Rapport en fin d’année
Un premier bilan de la mise en œuvre de la taxe poids lourds doit en effet être établi pour l’information du Parlement. Un amendement de la commission des affaires économiques prévoit de développer le contenu du rapport ainsi prévu par l’article 7. Y seront pris en compte les difficultés engendrées par l’application de l’écotaxe et de la majoration sur les prix du transport, les éventuelles conséquences inflationnistes du dispositif ou encore les effets de la majoration sur le report modal. Par ailleurs, la commission a préconisé de repousser au 31 décembre 2014 la date de remise du rapport, “afin que l’on dispose de suffisamment de recul pour percevoir d’éventuelles difficultés et proposer des mesures correctrices”, note Fabrice Verdier.

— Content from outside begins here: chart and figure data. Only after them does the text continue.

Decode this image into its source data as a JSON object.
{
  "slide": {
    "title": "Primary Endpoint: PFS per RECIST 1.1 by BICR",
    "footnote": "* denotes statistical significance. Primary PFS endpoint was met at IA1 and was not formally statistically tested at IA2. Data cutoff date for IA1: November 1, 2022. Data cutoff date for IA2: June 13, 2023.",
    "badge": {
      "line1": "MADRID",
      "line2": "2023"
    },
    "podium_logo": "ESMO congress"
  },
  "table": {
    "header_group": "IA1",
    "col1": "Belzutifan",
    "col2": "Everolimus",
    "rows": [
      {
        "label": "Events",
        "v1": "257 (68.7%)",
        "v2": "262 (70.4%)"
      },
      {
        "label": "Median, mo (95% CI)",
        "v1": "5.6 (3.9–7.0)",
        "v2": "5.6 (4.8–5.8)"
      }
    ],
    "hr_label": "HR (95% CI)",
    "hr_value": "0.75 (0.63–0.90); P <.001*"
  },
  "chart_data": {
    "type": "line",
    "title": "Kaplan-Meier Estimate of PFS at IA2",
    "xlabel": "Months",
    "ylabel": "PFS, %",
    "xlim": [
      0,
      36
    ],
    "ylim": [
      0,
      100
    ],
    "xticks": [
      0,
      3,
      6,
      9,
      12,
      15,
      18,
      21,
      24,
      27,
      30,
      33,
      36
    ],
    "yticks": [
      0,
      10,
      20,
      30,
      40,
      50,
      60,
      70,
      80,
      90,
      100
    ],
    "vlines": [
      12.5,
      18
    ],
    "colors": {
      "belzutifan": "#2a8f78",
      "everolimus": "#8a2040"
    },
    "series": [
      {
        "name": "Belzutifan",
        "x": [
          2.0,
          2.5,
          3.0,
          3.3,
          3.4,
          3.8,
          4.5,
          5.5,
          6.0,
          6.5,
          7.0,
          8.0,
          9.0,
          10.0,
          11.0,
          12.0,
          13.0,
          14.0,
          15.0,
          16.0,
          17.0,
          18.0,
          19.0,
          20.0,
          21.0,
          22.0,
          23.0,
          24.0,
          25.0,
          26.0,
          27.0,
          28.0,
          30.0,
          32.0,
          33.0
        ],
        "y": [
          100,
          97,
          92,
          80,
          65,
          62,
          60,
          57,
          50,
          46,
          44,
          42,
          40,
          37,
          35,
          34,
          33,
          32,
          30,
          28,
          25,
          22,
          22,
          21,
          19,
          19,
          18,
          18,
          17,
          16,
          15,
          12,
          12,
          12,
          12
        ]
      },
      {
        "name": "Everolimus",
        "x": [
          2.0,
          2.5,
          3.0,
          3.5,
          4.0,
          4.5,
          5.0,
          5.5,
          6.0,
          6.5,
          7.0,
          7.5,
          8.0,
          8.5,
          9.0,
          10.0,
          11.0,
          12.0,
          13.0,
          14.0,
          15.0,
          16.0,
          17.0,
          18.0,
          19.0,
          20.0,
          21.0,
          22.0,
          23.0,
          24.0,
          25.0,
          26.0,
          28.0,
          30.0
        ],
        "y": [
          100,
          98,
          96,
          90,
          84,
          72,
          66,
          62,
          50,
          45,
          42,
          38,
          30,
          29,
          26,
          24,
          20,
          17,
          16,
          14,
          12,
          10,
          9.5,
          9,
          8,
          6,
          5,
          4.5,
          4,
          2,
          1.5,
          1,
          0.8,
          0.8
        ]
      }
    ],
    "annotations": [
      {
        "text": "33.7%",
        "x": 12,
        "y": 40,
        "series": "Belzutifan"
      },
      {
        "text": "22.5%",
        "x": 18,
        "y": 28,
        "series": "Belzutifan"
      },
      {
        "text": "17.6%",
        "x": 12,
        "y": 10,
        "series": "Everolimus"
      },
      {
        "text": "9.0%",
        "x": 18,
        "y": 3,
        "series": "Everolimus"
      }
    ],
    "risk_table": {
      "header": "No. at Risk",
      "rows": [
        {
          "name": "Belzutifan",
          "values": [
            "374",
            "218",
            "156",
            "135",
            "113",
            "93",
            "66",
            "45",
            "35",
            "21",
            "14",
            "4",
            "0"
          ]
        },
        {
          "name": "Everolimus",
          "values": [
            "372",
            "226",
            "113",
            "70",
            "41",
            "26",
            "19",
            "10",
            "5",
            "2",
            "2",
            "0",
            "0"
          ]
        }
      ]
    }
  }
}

L’audition du ministre délégué a également permis d’évoquer plus brièvement les dispositions du titre 1 intéressant les collectivités dans les transports ferroviaires. La rapporteure pour la commission du développement durable, Catherine Beaubatie, a notamment salué l’introduction au Sénat de l’article 3 bis visant à assurer la transparence des comptes des lignes TER envers les régions, avant de s’inquiéter de la pertinence du dispositif prévu pour renforcer la lutte contre les dégradations du domaine public ferroviaire et les vols. S’agissant du titre 2 relatif au transport routier, le député de l’Aisne Jean-Louis Bricout (SRC) est quant à lui intervenu sur les dispositions de l’article 5 relatives au reclassement de routes nationales ou de sections de routes nationales déclassées. Le ministre délégué a indiqué sur ce point que l’extension de la procédure de déclassement “d’office” ne concernait qu’une liste très limitative de délaissés.
Après son adoption en commission, le texte sera examiné en séance publique à l’Assemblée nationale le 10 avril.